My advice: Don’t go to Rwanda. In 2007 I toured Rwanda and trekked up a mountain to be in very close physical contact with the mountain gorillas.

They don’t like white people in Rwanda. I found out why and maybe they have a good reason. They still resent the Europeans for colonizing them (and the Germans for the 1904 genocide of 65,000 members of the Herero tribe and making their women sex slaves).

The Rwandans never asked for colonization. Then again, who did? Situated in the heart of Africa, Rwanda escaped the attention of the 19th-century slave traders, so is one of the few African countries whose people were never sold into slavery.

Scholars place the racial hatred between the Tutsi and Hutu solely on the European colonists. The Tutsis were willing collaborators to the Belgian colonization. The Belgians gave the Tutsis privileged positions in politics, education, and business. The Belgians effectively divided Rwanda’s people into two main groups – the Tutsi and the Hutu majority.

When the extreme unfairness of the Tutsis domination finally erupted, the Hutu killers knew who their Tutsi neighbors were and what possessions they could take. In other cases, they used physical characteristics as a guide — the Tutsi were generally taller by the historical 12-centimeter difference, thinner, and with slimmer noses than the shorter, stockier Hutu. The Tutsi, with their more ‘European’ appearance, had been deemed the ‘master race’.

The “master race”. Sounds familiar.

And Rwandans still resent that white people didn’t help stop the 1994 genocide that slaughtered one million Tutsi in 100 days. I learned all this at the Kigali Genocide Memorial Museum. Returning home, I read The Machete Season: The Killers in Rwanda Speak by Jean Hatzfeld and When Victims Become Killers: Colonialism, Nativism, and the Genocide in Rwanda by Mahmood Mamdani.

KINYARWANDA brilliantly conveys this unrealistic division of people through weaving six different tales together. The prominent story is of a Tutsi teenager, Jean (Hadidja Zaninka), who slips out at night to go to a party. Leaving the party with a Hutu boy, they pass a group of men surrounding a Tutsi. When Jean returns home she finds her parents have been slaughtered.

With the systematic, state-supported murder of 6 million European Jews by the Nazis during World War II, the world said “Never Again”. So what happened in Rwanda?*

The Machete Season is a shocking and highly descriptive telling of exactly how Hutus – many joyously – killed their Tutsi wives, children, friends and neighbors by swinging machetes.
Every day 60 white folks, the daily limit allowed, come into Rwanda specifically to visit the mountain gorillas. The local people get none of the revenue.

The hostility was obvious. Walking into town, our group was spit at, had rocks thrown at them, and three people were intentionally ran off the road by trucks attempting to hit them. We did not go into town again but stayed at our campsite at Centre Pastoral Notre Dame De Fatima where I attended Mass. Our Kenyan support staff refused to go into town.

We were greeted with shouts of “Here comes the white man.”
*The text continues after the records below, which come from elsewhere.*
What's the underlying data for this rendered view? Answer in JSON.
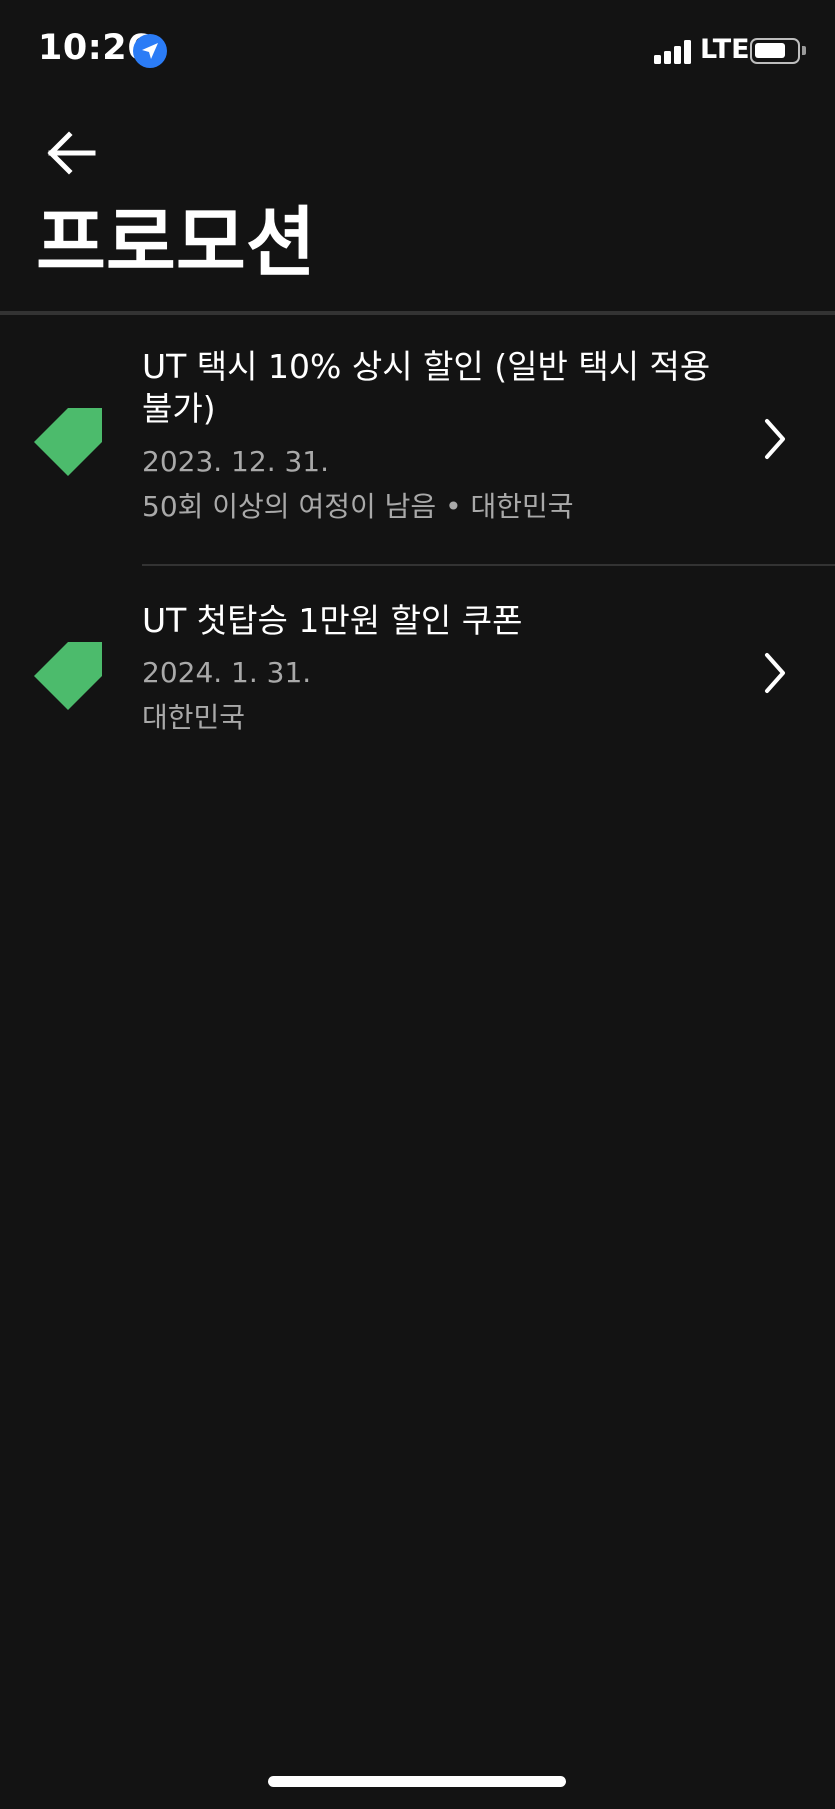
{
  "status_bar": {
    "time": "10:26",
    "network": "LTE"
  },
  "header": {
    "title": "프로모션"
  },
  "promotions": [
    {
      "title": "UT 택시 10% 상시 할인 (일반 택시 적용 불가)",
      "date": "2023. 12. 31.",
      "detail": "50회 이상의 여정이 남음 • 대한민국"
    },
    {
      "title": "UT 첫탑승 1만원 할인 쿠폰",
      "date": "2024. 1. 31.",
      "detail": "대한민국"
    }
  ],
  "colors": {
    "background": "#131313",
    "tag_green": "#4cbb6c",
    "location_blue": "#2b7cf6",
    "secondary_text": "#a9a9a9",
    "divider": "#333333"
  },
  "icons": {
    "back": "arrow-left-icon",
    "tag": "tag-icon",
    "chevron": "chevron-right-icon",
    "location": "location-arrow-icon",
    "signal": "signal-bars-icon",
    "battery": "battery-icon"
  }
}
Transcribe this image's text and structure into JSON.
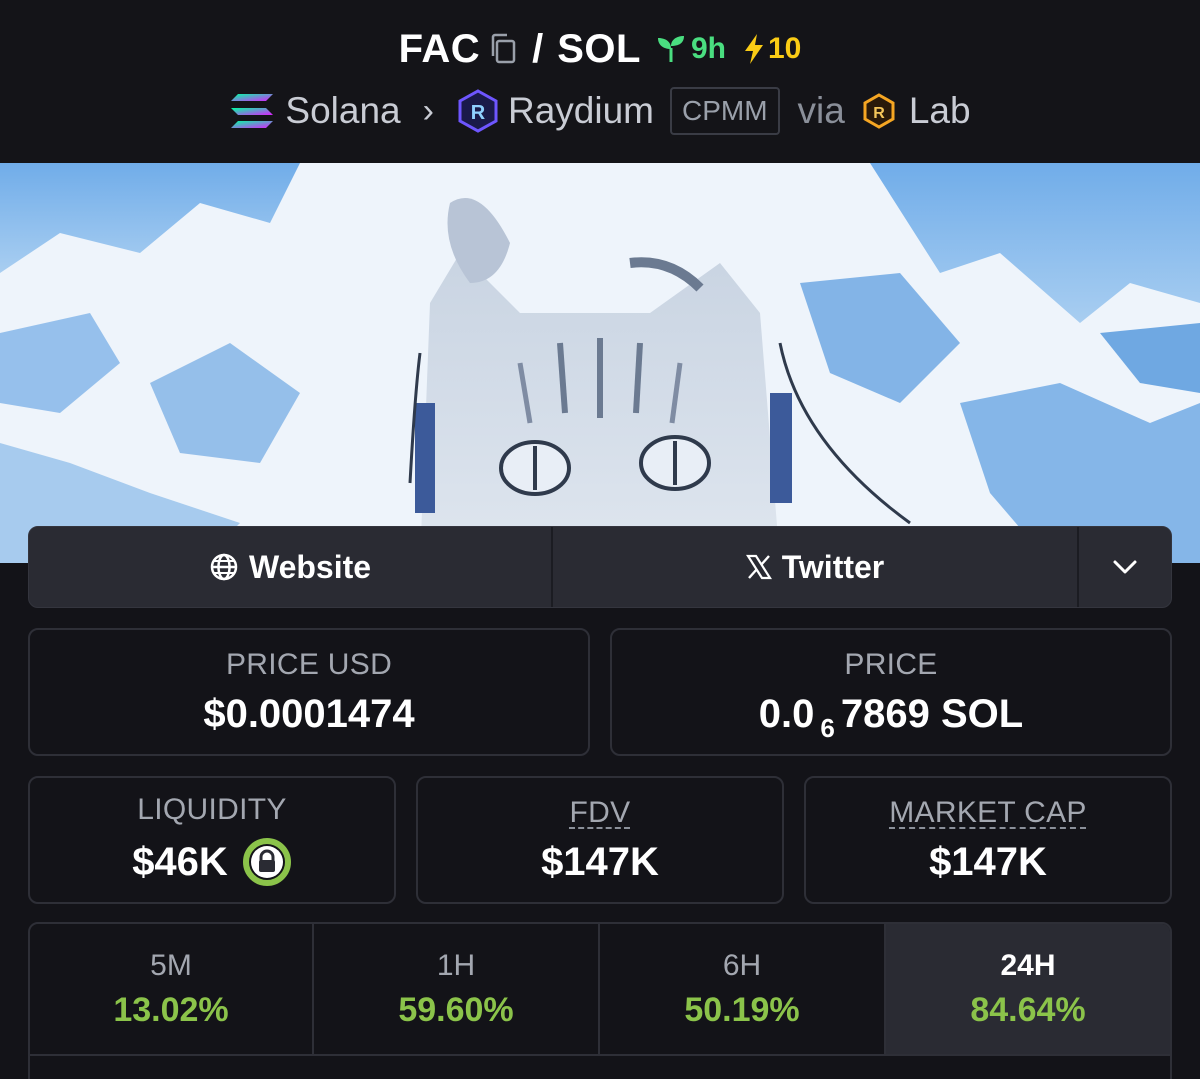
{
  "header": {
    "base_token": "FAC",
    "separator": "/",
    "quote_token": "SOL",
    "age": "9h",
    "boosts": "10",
    "chain": "Solana",
    "dex": "Raydium",
    "pool_type": "CPMM",
    "via_label": "via",
    "launchpad": "Lab"
  },
  "links": {
    "website_label": "Website",
    "twitter_label": "Twitter"
  },
  "stats": {
    "price_usd": {
      "label": "PRICE USD",
      "value": "$0.0001474"
    },
    "price_native": {
      "label": "PRICE",
      "prefix": "0.0",
      "zeros": "6",
      "suffix": "7869 SOL"
    },
    "liquidity": {
      "label": "LIQUIDITY",
      "value": "$46K"
    },
    "fdv": {
      "label": "FDV",
      "value": "$147K"
    },
    "market_cap": {
      "label": "MARKET CAP",
      "value": "$147K"
    }
  },
  "timeframes": [
    {
      "label": "5M",
      "change": "13.02%"
    },
    {
      "label": "1H",
      "change": "59.60%"
    },
    {
      "label": "6H",
      "change": "50.19%"
    },
    {
      "label": "24H",
      "change": "84.64%"
    }
  ],
  "colors": {
    "background": "#131318",
    "positive": "#8bc34a",
    "age_green": "#4ade80",
    "boost_yellow": "#facc15",
    "card_border": "#2e2f37"
  },
  "icons": {
    "copy": "copy-icon",
    "age": "seedling-icon",
    "boost": "lightning-icon",
    "chain": "solana-icon",
    "dex": "raydium-icon",
    "launchpad": "raydium-lab-icon",
    "website": "globe-icon",
    "twitter": "x-icon",
    "more": "chevron-down-icon",
    "lock": "lock-icon"
  }
}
A substantial number of women, and even girls, were involved in the slaughter, inflicting extraordinary cruelty on other women, men, and children. Women of every social category took part in the killings. The extent to which women were involved in the killings is unprecedented anywhere in the world. Some women killed with their own hands.
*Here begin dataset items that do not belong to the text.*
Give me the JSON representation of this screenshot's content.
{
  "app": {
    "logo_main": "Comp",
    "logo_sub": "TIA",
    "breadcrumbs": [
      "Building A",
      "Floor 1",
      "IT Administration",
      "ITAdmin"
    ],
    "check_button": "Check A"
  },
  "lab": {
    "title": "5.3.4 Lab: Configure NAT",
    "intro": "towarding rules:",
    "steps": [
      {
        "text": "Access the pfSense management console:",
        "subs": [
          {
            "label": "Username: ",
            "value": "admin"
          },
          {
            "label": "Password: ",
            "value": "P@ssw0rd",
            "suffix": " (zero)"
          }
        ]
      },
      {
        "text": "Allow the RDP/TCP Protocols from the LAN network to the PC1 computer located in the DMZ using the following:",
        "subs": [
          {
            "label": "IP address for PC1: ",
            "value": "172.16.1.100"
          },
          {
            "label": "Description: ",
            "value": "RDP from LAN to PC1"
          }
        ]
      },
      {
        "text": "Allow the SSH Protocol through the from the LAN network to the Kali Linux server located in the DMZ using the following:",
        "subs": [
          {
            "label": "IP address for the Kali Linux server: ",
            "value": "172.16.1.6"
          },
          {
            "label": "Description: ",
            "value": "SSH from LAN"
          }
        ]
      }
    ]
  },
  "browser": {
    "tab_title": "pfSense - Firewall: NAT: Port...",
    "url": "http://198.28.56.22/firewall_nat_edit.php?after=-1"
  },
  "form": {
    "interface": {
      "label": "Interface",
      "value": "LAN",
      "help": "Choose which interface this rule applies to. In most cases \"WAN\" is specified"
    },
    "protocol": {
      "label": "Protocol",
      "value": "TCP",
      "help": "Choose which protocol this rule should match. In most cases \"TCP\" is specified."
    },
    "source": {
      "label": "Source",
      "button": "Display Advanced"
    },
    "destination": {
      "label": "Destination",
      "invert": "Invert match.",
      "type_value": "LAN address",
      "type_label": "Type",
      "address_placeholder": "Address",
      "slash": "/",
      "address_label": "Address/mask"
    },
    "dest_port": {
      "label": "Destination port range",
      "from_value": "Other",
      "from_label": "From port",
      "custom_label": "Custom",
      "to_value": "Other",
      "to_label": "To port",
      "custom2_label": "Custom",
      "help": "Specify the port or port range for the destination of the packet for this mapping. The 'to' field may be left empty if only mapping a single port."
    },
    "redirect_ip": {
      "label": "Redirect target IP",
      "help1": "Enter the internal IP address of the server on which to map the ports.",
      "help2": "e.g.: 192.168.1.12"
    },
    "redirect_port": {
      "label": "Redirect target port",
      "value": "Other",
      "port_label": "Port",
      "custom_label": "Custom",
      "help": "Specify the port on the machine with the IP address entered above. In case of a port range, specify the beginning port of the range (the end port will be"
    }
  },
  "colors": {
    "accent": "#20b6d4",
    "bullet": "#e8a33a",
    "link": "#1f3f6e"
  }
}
The “low-tech” means by which the killing was carried out — the murderers used machetes or hoes — required the involvement of a large proportion of the Hutu population. Videotapes of the killings show that three or more killers often hacked on a single victim. There were many more killers than victims.

When the genocide ended approximately two million Hutus, participants in the genocide, and the bystanders, with anticipation of Tutsi retaliation, fled from Rwanda. Eventually, over a million returned. How many Hutus were charged with murder in the genocide? In 1998, twenty-two people were executed in public for their role in the massacre.
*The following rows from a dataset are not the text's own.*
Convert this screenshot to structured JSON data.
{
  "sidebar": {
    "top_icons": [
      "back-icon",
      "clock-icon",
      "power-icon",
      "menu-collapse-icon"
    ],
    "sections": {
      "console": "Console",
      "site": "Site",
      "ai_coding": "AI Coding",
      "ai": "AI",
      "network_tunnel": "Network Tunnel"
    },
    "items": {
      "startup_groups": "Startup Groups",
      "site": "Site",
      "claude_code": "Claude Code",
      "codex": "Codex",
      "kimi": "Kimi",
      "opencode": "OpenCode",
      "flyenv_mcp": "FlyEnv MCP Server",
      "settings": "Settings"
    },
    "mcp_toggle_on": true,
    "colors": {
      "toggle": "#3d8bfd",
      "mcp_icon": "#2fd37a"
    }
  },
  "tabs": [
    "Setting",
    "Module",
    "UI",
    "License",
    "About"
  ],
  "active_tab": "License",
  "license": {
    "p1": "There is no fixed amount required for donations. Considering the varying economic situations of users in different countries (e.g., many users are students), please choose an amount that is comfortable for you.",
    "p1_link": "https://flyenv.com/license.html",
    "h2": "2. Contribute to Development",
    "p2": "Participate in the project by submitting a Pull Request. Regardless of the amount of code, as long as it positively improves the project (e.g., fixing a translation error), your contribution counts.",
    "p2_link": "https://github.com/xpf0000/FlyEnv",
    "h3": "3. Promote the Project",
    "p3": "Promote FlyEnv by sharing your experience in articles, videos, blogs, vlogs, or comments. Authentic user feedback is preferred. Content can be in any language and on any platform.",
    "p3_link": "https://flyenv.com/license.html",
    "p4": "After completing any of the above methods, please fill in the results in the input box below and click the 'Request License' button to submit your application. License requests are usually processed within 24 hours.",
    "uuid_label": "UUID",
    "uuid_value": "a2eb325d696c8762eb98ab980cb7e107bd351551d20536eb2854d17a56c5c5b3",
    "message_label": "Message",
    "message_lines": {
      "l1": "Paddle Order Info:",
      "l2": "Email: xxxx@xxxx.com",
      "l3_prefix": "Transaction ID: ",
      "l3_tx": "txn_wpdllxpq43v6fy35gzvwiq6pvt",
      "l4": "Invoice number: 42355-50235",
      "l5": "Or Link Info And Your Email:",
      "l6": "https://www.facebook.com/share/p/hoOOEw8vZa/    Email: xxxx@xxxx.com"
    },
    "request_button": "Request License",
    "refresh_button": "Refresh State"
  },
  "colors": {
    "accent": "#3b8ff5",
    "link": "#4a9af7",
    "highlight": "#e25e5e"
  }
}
Rwanda – by the numbers – is a country of killers.

Based on the above, I can say that Alrick Brown’s KINYARWANDA is accurate without being “torture porn”. Could you imagine actually seeing people hacked to death by a meandering, but well organized gang of men, women, and children? Yes, children.

According to the books I read, children assisted their parents in the atrocities.

KINYARWANDA does show a child revealing the location of Tutsis to the killers.

KINYARWANDA focuses on two religious leaders, a priest and a Muslim cleric. Should the Muslim community give refuge to the victimized Tutsis in their mosques? When one Tutsi mentions going to the Hotel Rwanda, we hear that the manager only accepted Tutsis with money!

After reading The Machete Season: The Killers in Rwanda Speak I actually thought the director had found killers willing to talk on camera! Brown stages several scenes in a re-education camp where Hutus confess their crimes. These are the most emotionally riveting scenes in the film.

According to the books I read, the Catholic clergy quickly fled the country in anticipation of the massacre. Brown does not mention this. Instead he focuses on the Mufti of Rwanda, the highest Muslim leader in the country, who issued a fatwa forbidding Muslims from participating in the killing of the Tutsi. As the country became a slaughterhouse, the film recounts how the Imams opened the doors of the mosques to give refuge to the Tutsi and those Hutu who refused to participate in the killing.

The DVD, which is available on May 15th, comes with special features, cast and crew commentary, the Making of Kinyarwanda, a featurette, galleries, the shooting script and more.

http://www.kinyarwandamovie.com/


* As Mahmood Mamdani points out, “Unlike the Nazi Holocaust, the Rwandan genocide was not carried out from a distance, in remote concentration camps beyond national borders, in industrial killing camps operated by agents who often did no more than drop Zyklon B crystals into gas chambers from above. The Rwandan genocide was executed with the slash of machetes rather than the drop of crystals, with all the gruesome detail of a street murder rather than the bureaucratic efficiency of a mass extermination.”

Mamdani continues: “The technology of the holocaust allowed a few to kill many, but the machete had to be wielded by a single pair of hands. It required not one but many hacks of a machete to kill even one person. With a machete, killing was hard work and that is why there were often several killers for every single victim. Whereas Nazis made every attempt to separate victims from perpetrators, the Rwandan genocide was very much an intimate affair. It was carried out by hundreds of thousands, perhaps even more, and witnessed by millions.”